- What is LMS adaptive filter?
- What is the major difference between the LMS and RLS algorithms?
- What is adaptive filter in DSP?
- What is linear adaptive filter?
What is LMS adaptive filter?
Least mean squares (LMS) algorithms are a class of adaptive filter used to mimic a desired filter by finding the filter coefficients that relate to producing the least mean square of the error signal (difference between the desired and the actual signal).

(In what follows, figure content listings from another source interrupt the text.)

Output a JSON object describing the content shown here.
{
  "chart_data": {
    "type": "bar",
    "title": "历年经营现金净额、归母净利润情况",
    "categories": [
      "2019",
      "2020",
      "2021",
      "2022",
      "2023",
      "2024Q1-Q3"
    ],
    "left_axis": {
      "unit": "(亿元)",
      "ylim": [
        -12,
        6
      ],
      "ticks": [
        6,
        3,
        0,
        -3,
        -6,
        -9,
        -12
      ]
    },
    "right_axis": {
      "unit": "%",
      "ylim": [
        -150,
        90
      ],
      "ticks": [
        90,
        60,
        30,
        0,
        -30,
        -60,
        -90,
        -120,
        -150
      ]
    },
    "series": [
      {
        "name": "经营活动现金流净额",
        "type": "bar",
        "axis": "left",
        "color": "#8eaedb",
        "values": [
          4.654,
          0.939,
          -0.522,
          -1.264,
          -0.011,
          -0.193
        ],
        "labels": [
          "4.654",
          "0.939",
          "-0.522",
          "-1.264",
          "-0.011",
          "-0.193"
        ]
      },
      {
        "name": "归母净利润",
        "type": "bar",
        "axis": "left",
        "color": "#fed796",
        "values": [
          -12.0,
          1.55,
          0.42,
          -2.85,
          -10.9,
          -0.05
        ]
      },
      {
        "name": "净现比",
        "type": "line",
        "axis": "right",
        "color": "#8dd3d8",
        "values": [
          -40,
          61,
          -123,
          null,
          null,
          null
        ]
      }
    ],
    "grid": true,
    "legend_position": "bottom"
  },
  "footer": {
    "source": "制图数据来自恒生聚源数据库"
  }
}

What is the major difference between the LMS and RLS algorithms?
Least mean squares (LMS) algorithms represent the simplest and most easily applied adaptive algorithms. The recursive least squares (RLS) algorithms, on the other hand, are known for their excellent performance and greater fidelity, but they come with increased complexity and computational cost.
What is adaptive filter in DSP?
Adaptive filters are digital filters whose coefficients change with an objective to make the filter converge to an optimal state. The optimization criterion is a cost function, which is most commonly the mean square of the error signal between the output of the adaptive filter and the desired signal.
What is linear adaptive filter?
An adaptive filter is a system with a linear filter that has a transfer function controlled by variable parameters and a means to adjust those parameters according to an optimization algorithm. Because of the complexity of the optimization algorithms, almost all adaptive filters are digital filters.